2.205 Zinc phosphide in pest control. A chemical company produces a substance composed of 98% cracked corn particles and 2% zinc phosphide for use in controlling rat populations in sugarcane fields. Production must be carefully controlled to maintain the 2% zinc phosphide because too much zinc phosphide will cause damage to the sugarcane and too little will be ineffective in controlling the rat population. Records from past production indicate that the distribution of the actual percentage of zinc phosphide present in the substance is approximately mound shaped, with a mean of 2.0% and a standard deviation of .08%. Suppose one batch chosen randomly actually contains 1.80% zinc phosphide. Does this indicate that there is too little zinc phosphide in this production? Explain your reasoning.

2.206 Grades in statistics. The final grades given by two professors in introductory statistics courses have been carefully examined. The students in the first professor’s class had a grade point average of 3.0 and a standard deviation of .2. Those in the second professor’s class had grade points with an average of 3.0 and a standard deviation of 1.0. If you had a choice, which professor would you take for this course? 

2.207 Salaries of professional athletes. The salaries of superstar professional athletes receive much attention in the media. The multimillion-dollar long-term contract is now commonplace among this elite group. Nevertheless, rarely does a season pass without negotiations between one or more of the players’ associations and team owners for additional salary and fringe benefits for all players in their particular sports.

1. If a players’ association wanted to support its argument for higher “average” salaries, which measure of central tendency do you think it should use? Why?

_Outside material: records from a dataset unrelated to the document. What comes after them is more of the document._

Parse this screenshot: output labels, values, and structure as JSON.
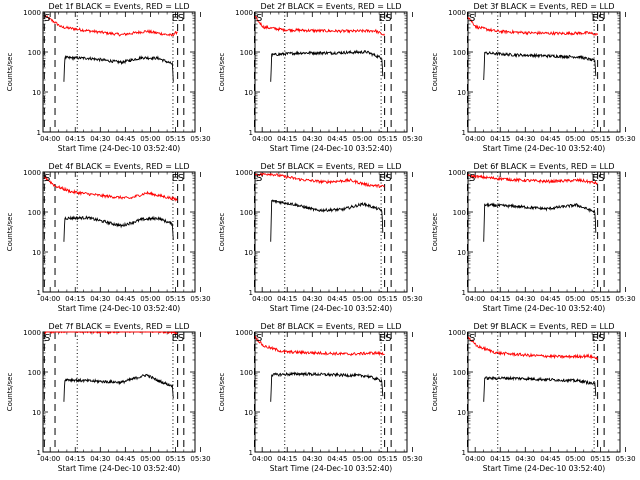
{
  "chart_data": [
    {
      "type": "line",
      "title": "Det 1f BLACK = Events, RED = LLD",
      "xlabel": "Start Time (24-Dec-10 03:52:40)",
      "ylabel": "Counts/sec",
      "yscale": "log",
      "ylim": [
        1,
        1000
      ],
      "y_ticks": [
        "1",
        "10",
        "100",
        "1000"
      ],
      "x_ticks": [
        "04:00",
        "04:15",
        "04:30",
        "04:45",
        "05:00",
        "05:15",
        "05:30"
      ],
      "xlim_minutes": [
        3.0,
        94.0
      ],
      "markers": [
        {
          "label": "E",
          "minute": 83.6
        },
        {
          "label": "S",
          "minute": 87.3
        }
      ],
      "dashed_lines": [
        3.8,
        10.2,
        83.6,
        87.3
      ],
      "dotted_lines": [
        23.5,
        80.8
      ],
      "series": [
        {
          "color": "#ff0000",
          "values": [
            {
              "t": 4.0,
              "v": 800
            },
            {
              "t": 10.2,
              "v": 550
            },
            {
              "t": 14,
              "v": 420
            },
            {
              "t": 30,
              "v": 340
            },
            {
              "t": 50,
              "v": 270
            },
            {
              "t": 65,
              "v": 330
            },
            {
              "t": 80,
              "v": 260
            },
            {
              "t": 83.6,
              "v": 320
            }
          ]
        },
        {
          "color": "#000000",
          "values": [
            {
              "t": 15.5,
              "v": 18
            },
            {
              "t": 16,
              "v": 72
            },
            {
              "t": 30,
              "v": 70
            },
            {
              "t": 50,
              "v": 55
            },
            {
              "t": 62,
              "v": 72
            },
            {
              "t": 72,
              "v": 70
            },
            {
              "t": 80.5,
              "v": 50
            },
            {
              "t": 81,
              "v": 18
            }
          ]
        }
      ]
    },
    {
      "type": "line",
      "title": "Det 2f BLACK = Events, RED = LLD",
      "xlabel": "Start Time (24-Dec-10 03:52:40)",
      "ylabel": "Counts/sec",
      "yscale": "log",
      "ylim": [
        1,
        1000
      ],
      "y_ticks": [
        "1",
        "10",
        "100",
        "1000"
      ],
      "x_ticks": [
        "04:00",
        "04:15",
        "04:30",
        "04:45",
        "05:00",
        "05:15",
        "05:30"
      ],
      "xlim_minutes": [
        3.0,
        94.0
      ],
      "markers": [
        {
          "label": "E",
          "minute": 80.6
        },
        {
          "label": "S",
          "minute": 84.5
        }
      ],
      "dashed_lines": [
        2.7,
        80.6,
        84.5
      ],
      "dotted_lines": [
        20.8,
        78.5
      ],
      "series": [
        {
          "color": "#ff0000",
          "values": [
            {
              "t": 3,
              "v": 750
            },
            {
              "t": 8,
              "v": 420
            },
            {
              "t": 20,
              "v": 360
            },
            {
              "t": 40,
              "v": 340
            },
            {
              "t": 60,
              "v": 330
            },
            {
              "t": 75,
              "v": 340
            },
            {
              "t": 80.6,
              "v": 260
            }
          ]
        },
        {
          "color": "#000000",
          "values": [
            {
              "t": 12.4,
              "v": 18
            },
            {
              "t": 13,
              "v": 85
            },
            {
              "t": 30,
              "v": 95
            },
            {
              "t": 50,
              "v": 95
            },
            {
              "t": 70,
              "v": 100
            },
            {
              "t": 79,
              "v": 70
            },
            {
              "t": 79.5,
              "v": 25
            }
          ]
        }
      ]
    },
    {
      "type": "line",
      "title": "Det 3f BLACK = Events, RED = LLD",
      "xlabel": "Start Time (24-Dec-10 03:52:40)",
      "ylabel": "Counts/sec",
      "yscale": "log",
      "ylim": [
        1,
        1000
      ],
      "y_ticks": [
        "1",
        "10",
        "100",
        "1000"
      ],
      "x_ticks": [
        "04:00",
        "04:15",
        "04:30",
        "04:45",
        "05:00",
        "05:15",
        "05:30"
      ],
      "xlim_minutes": [
        3.0,
        94.0
      ],
      "markers": [
        {
          "label": "E",
          "minute": 80.6
        },
        {
          "label": "S",
          "minute": 84.5
        }
      ],
      "dashed_lines": [
        2.7,
        80.6,
        84.5
      ],
      "dotted_lines": [
        20.8,
        78.5
      ],
      "series": [
        {
          "color": "#ff0000",
          "values": [
            {
              "t": 3,
              "v": 750
            },
            {
              "t": 8,
              "v": 420
            },
            {
              "t": 20,
              "v": 330
            },
            {
              "t": 40,
              "v": 300
            },
            {
              "t": 60,
              "v": 290
            },
            {
              "t": 75,
              "v": 300
            },
            {
              "t": 80.6,
              "v": 270
            }
          ]
        },
        {
          "color": "#000000",
          "values": [
            {
              "t": 12.4,
              "v": 20
            },
            {
              "t": 13,
              "v": 95
            },
            {
              "t": 30,
              "v": 85
            },
            {
              "t": 50,
              "v": 80
            },
            {
              "t": 70,
              "v": 75
            },
            {
              "t": 79,
              "v": 60
            },
            {
              "t": 79.5,
              "v": 25
            }
          ]
        }
      ]
    },
    {
      "type": "line",
      "title": "Det 4f BLACK = Events, RED = LLD",
      "xlabel": "Start Time (24-Dec-10 03:52:40)",
      "ylabel": "Counts/sec",
      "yscale": "log",
      "ylim": [
        1,
        1000
      ],
      "y_ticks": [
        "1",
        "10",
        "100",
        "1000"
      ],
      "x_ticks": [
        "04:00",
        "04:15",
        "04:30",
        "04:45",
        "05:00",
        "05:15",
        "05:30"
      ],
      "xlim_minutes": [
        3.0,
        94.0
      ],
      "markers": [
        {
          "label": "E",
          "minute": 83.6
        },
        {
          "label": "S",
          "minute": 87.3
        }
      ],
      "dashed_lines": [
        3.8,
        10.2,
        83.6,
        87.3
      ],
      "dotted_lines": [
        23.5,
        80.8
      ],
      "series": [
        {
          "color": "#ff0000",
          "values": [
            {
              "t": 4,
              "v": 750
            },
            {
              "t": 10.2,
              "v": 450
            },
            {
              "t": 20,
              "v": 320
            },
            {
              "t": 40,
              "v": 250
            },
            {
              "t": 55,
              "v": 220
            },
            {
              "t": 65,
              "v": 300
            },
            {
              "t": 80,
              "v": 220
            },
            {
              "t": 83.6,
              "v": 200
            }
          ]
        },
        {
          "color": "#000000",
          "values": [
            {
              "t": 15.5,
              "v": 18
            },
            {
              "t": 16,
              "v": 70
            },
            {
              "t": 30,
              "v": 72
            },
            {
              "t": 50,
              "v": 45
            },
            {
              "t": 62,
              "v": 65
            },
            {
              "t": 72,
              "v": 70
            },
            {
              "t": 80.5,
              "v": 50
            },
            {
              "t": 81,
              "v": 20
            }
          ]
        }
      ]
    },
    {
      "type": "line",
      "title": "Det 5f BLACK = Events, RED = LLD",
      "xlabel": "Start Time (24-Dec-10 03:52:40)",
      "ylabel": "Counts/sec",
      "yscale": "log",
      "ylim": [
        1,
        1000
      ],
      "y_ticks": [
        "1",
        "10",
        "100",
        "1000"
      ],
      "x_ticks": [
        "04:00",
        "04:15",
        "04:30",
        "04:45",
        "05:00",
        "05:15",
        "05:30"
      ],
      "xlim_minutes": [
        3.0,
        94.0
      ],
      "markers": [
        {
          "label": "E",
          "minute": 80.6
        },
        {
          "label": "S",
          "minute": 84.5
        }
      ],
      "dashed_lines": [
        2.7,
        80.6,
        84.5
      ],
      "dotted_lines": [
        20.8,
        78.5
      ],
      "series": [
        {
          "color": "#ff0000",
          "values": [
            {
              "t": 3,
              "v": 850
            },
            {
              "t": 12,
              "v": 900
            },
            {
              "t": 30,
              "v": 650
            },
            {
              "t": 45,
              "v": 560
            },
            {
              "t": 60,
              "v": 620
            },
            {
              "t": 70,
              "v": 480
            },
            {
              "t": 80.6,
              "v": 430
            }
          ]
        },
        {
          "color": "#000000",
          "values": [
            {
              "t": 12.4,
              "v": 18
            },
            {
              "t": 13,
              "v": 190
            },
            {
              "t": 25,
              "v": 160
            },
            {
              "t": 40,
              "v": 110
            },
            {
              "t": 55,
              "v": 115
            },
            {
              "t": 68,
              "v": 160
            },
            {
              "t": 79,
              "v": 110
            },
            {
              "t": 79.5,
              "v": 30
            }
          ]
        }
      ]
    },
    {
      "type": "line",
      "title": "Det 6f BLACK = Events, RED = LLD",
      "xlabel": "Start Time (24-Dec-10 03:52:40)",
      "ylabel": "Counts/sec",
      "yscale": "log",
      "ylim": [
        1,
        1000
      ],
      "y_ticks": [
        "1",
        "10",
        "100",
        "1000"
      ],
      "x_ticks": [
        "04:00",
        "04:15",
        "04:30",
        "04:45",
        "05:00",
        "05:15",
        "05:30"
      ],
      "xlim_minutes": [
        3.0,
        94.0
      ],
      "markers": [
        {
          "label": "E",
          "minute": 80.6
        },
        {
          "label": "S",
          "minute": 84.5
        }
      ],
      "dashed_lines": [
        2.7,
        80.6,
        84.5
      ],
      "dotted_lines": [
        20.8,
        78.5
      ],
      "series": [
        {
          "color": "#ff0000",
          "values": [
            {
              "t": 3,
              "v": 800
            },
            {
              "t": 15,
              "v": 720
            },
            {
              "t": 30,
              "v": 640
            },
            {
              "t": 50,
              "v": 580
            },
            {
              "t": 70,
              "v": 620
            },
            {
              "t": 80.6,
              "v": 520
            }
          ]
        },
        {
          "color": "#000000",
          "values": [
            {
              "t": 12.4,
              "v": 18
            },
            {
              "t": 13,
              "v": 150
            },
            {
              "t": 30,
              "v": 140
            },
            {
              "t": 50,
              "v": 120
            },
            {
              "t": 68,
              "v": 150
            },
            {
              "t": 79,
              "v": 100
            },
            {
              "t": 79.5,
              "v": 30
            }
          ]
        }
      ]
    },
    {
      "type": "line",
      "title": "Det 7f BLACK = Events, RED = LLD",
      "xlabel": "Start Time (24-Dec-10 03:52:40)",
      "ylabel": "Counts/sec",
      "yscale": "log",
      "ylim": [
        1,
        1000
      ],
      "y_ticks": [
        "1",
        "10",
        "100",
        "1000"
      ],
      "x_ticks": [
        "04:00",
        "04:15",
        "04:30",
        "04:45",
        "05:00",
        "05:15",
        "05:30"
      ],
      "xlim_minutes": [
        3.0,
        94.0
      ],
      "markers": [
        {
          "label": "E",
          "minute": 83.6
        },
        {
          "label": "S",
          "minute": 87.3
        }
      ],
      "dashed_lines": [
        3.8,
        10.2,
        83.6,
        87.3
      ],
      "dotted_lines": [
        23.5,
        80.8
      ],
      "series": [
        {
          "color": "#ff0000",
          "values": [
            {
              "t": 4,
              "v": 1000
            },
            {
              "t": 20,
              "v": 1050
            },
            {
              "t": 40,
              "v": 1000
            },
            {
              "t": 60,
              "v": 1050
            },
            {
              "t": 80,
              "v": 1000
            },
            {
              "t": 83.6,
              "v": 950
            }
          ]
        },
        {
          "color": "#000000",
          "values": [
            {
              "t": 15.5,
              "v": 18
            },
            {
              "t": 16,
              "v": 65
            },
            {
              "t": 30,
              "v": 60
            },
            {
              "t": 50,
              "v": 55
            },
            {
              "t": 65,
              "v": 85
            },
            {
              "t": 72,
              "v": 60
            },
            {
              "t": 80.5,
              "v": 45
            },
            {
              "t": 81,
              "v": 22
            }
          ]
        }
      ]
    },
    {
      "type": "line",
      "title": "Det 8f BLACK = Events, RED = LLD",
      "xlabel": "Start Time (24-Dec-10 03:52:40)",
      "ylabel": "Counts/sec",
      "yscale": "log",
      "ylim": [
        1,
        1000
      ],
      "y_ticks": [
        "1",
        "10",
        "100",
        "1000"
      ],
      "x_ticks": [
        "04:00",
        "04:15",
        "04:30",
        "04:45",
        "05:00",
        "05:15",
        "05:30"
      ],
      "xlim_minutes": [
        3.0,
        94.0
      ],
      "markers": [
        {
          "label": "E",
          "minute": 80.6
        },
        {
          "label": "S",
          "minute": 84.5
        }
      ],
      "dashed_lines": [
        2.7,
        80.6,
        84.5
      ],
      "dotted_lines": [
        20.8,
        78.5
      ],
      "series": [
        {
          "color": "#ff0000",
          "values": [
            {
              "t": 3,
              "v": 750
            },
            {
              "t": 8,
              "v": 450
            },
            {
              "t": 20,
              "v": 320
            },
            {
              "t": 40,
              "v": 300
            },
            {
              "t": 60,
              "v": 280
            },
            {
              "t": 75,
              "v": 300
            },
            {
              "t": 80.6,
              "v": 280
            }
          ]
        },
        {
          "color": "#000000",
          "values": [
            {
              "t": 12.4,
              "v": 18
            },
            {
              "t": 13,
              "v": 85
            },
            {
              "t": 30,
              "v": 90
            },
            {
              "t": 50,
              "v": 85
            },
            {
              "t": 70,
              "v": 80
            },
            {
              "t": 79,
              "v": 60
            },
            {
              "t": 79.5,
              "v": 25
            }
          ]
        }
      ]
    },
    {
      "type": "line",
      "title": "Det 9f BLACK = Events, RED = LLD",
      "xlabel": "Start Time (24-Dec-10 03:52:40)",
      "ylabel": "Counts/sec",
      "yscale": "log",
      "ylim": [
        1,
        1000
      ],
      "y_ticks": [
        "1",
        "10",
        "100",
        "1000"
      ],
      "x_ticks": [
        "04:00",
        "04:15",
        "04:30",
        "04:45",
        "05:00",
        "05:15",
        "05:30"
      ],
      "xlim_minutes": [
        3.0,
        94.0
      ],
      "markers": [
        {
          "label": "E",
          "minute": 80.6
        },
        {
          "label": "S",
          "minute": 84.5
        }
      ],
      "dashed_lines": [
        2.7,
        80.6,
        84.5
      ],
      "dotted_lines": [
        20.8,
        78.5
      ],
      "series": [
        {
          "color": "#ff0000",
          "values": [
            {
              "t": 3,
              "v": 750
            },
            {
              "t": 8,
              "v": 450
            },
            {
              "t": 20,
              "v": 300
            },
            {
              "t": 40,
              "v": 260
            },
            {
              "t": 60,
              "v": 240
            },
            {
              "t": 75,
              "v": 250
            },
            {
              "t": 80.6,
              "v": 220
            }
          ]
        },
        {
          "color": "#000000",
          "values": [
            {
              "t": 12.4,
              "v": 18
            },
            {
              "t": 13,
              "v": 70
            },
            {
              "t": 30,
              "v": 70
            },
            {
              "t": 50,
              "v": 65
            },
            {
              "t": 70,
              "v": 60
            },
            {
              "t": 79,
              "v": 50
            },
            {
              "t": 79.5,
              "v": 25
            }
          ]
        }
      ]
    }
  ]
}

2. To refute the argument, which measure of central tendency should the owners apply to the players’ salaries? Why?

2.208 The Hite Report. Researcher Shere Hite shocked conservative America with her famous Hite Report on the permissive sexual attitudes of American men and women. In her book Women and Love: A Cultural Revolution in Progress (Knopf Press, 1988), Hite reveals some startling statistics describing how women feel about contemporary relationships:

• Eighty-four percent are not emotionally satisfied with their relationship.

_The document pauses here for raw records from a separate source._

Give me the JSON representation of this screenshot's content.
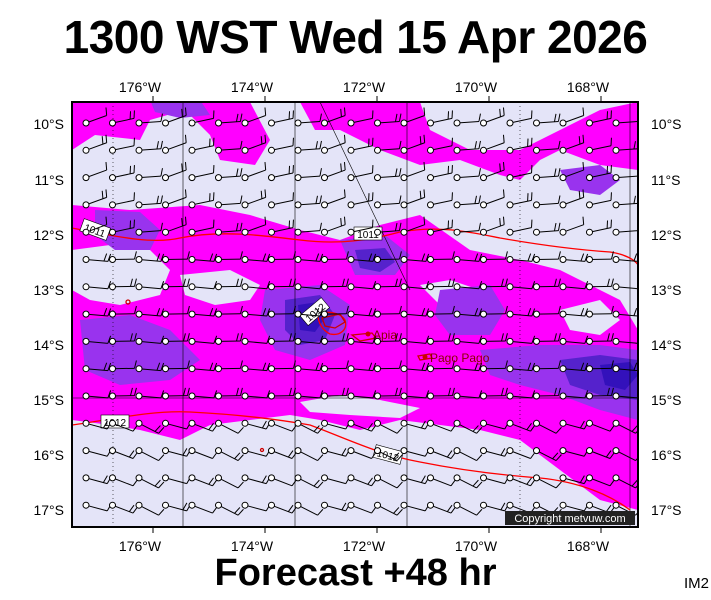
{
  "title": "1300 WST Wed 15 Apr 2026",
  "footer": "Forecast +48 hr",
  "corner_label": "IM2",
  "copyright": "Copyright metvuw.com",
  "longitude_labels": [
    "176°W",
    "174°W",
    "172°W",
    "170°W",
    "168°W"
  ],
  "latitude_labels": [
    "10°S",
    "11°S",
    "12°S",
    "13°S",
    "14°S",
    "15°S",
    "16°S",
    "17°S"
  ],
  "places": [
    {
      "name": "Apia"
    },
    {
      "name": "Pago Pago"
    }
  ],
  "isobars": [
    {
      "value": "1011"
    },
    {
      "value": "1011"
    },
    {
      "value": "1012"
    },
    {
      "value": "1012"
    },
    {
      "value": "1012"
    }
  ],
  "colors": {
    "ocean": "#e4e4f8",
    "rain_light": "#ff00ff",
    "rain_medium": "#9933ee",
    "rain_heavy": "#5522cc",
    "rain_very_heavy": "#3311bb",
    "isobar": "#ff0000",
    "wind": "#000000",
    "land": "#cc0000"
  }
}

• Ninety-five percent report “emotional and psychological harassment” from their men.

• Seventy percent of those married five years or more are having extramarital affairs.

• Only 13% of those married more than two years are “in love.”

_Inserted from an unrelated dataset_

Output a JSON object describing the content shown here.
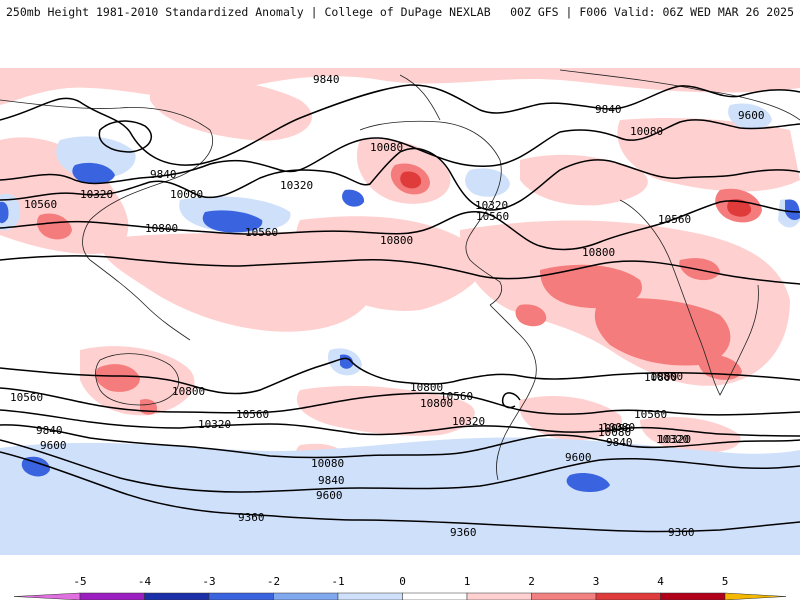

Hite conducted the survey by mailing out 100,000 questionnaires to women across the country over a seven-year period. The questionnaires were mailed to a wide variety of organizations, including church groups, women’s voting and political groups, women’s rights organizations, and counseling and walk-in centers for women. Organizational leaders were asked to circulate the questionnaires to their members. Hite also relied on volunteer respondents who wrote in for copies of the questionnaire. Each questionnaire consisted of 127 open-ended questions, many with numerous subquestions and follow-ups. Hite’s instructions read, “It is not necessary to answer every question! Feel free to skip around and answer those questions you choose.” Approximately 4,500 completed questionnaires were returned, a response rate of 4.5%. These questionnaires form the data set from which the preceding percentages were determined. Hite claims that the 4,500 women respondents are a representative sample of all women in the United States and, therefore, that the survey results imply that vast numbers of women are “suffering a lot of pain in their love relationships with men.” Critically assess the survey results. Do you believe they are reliable?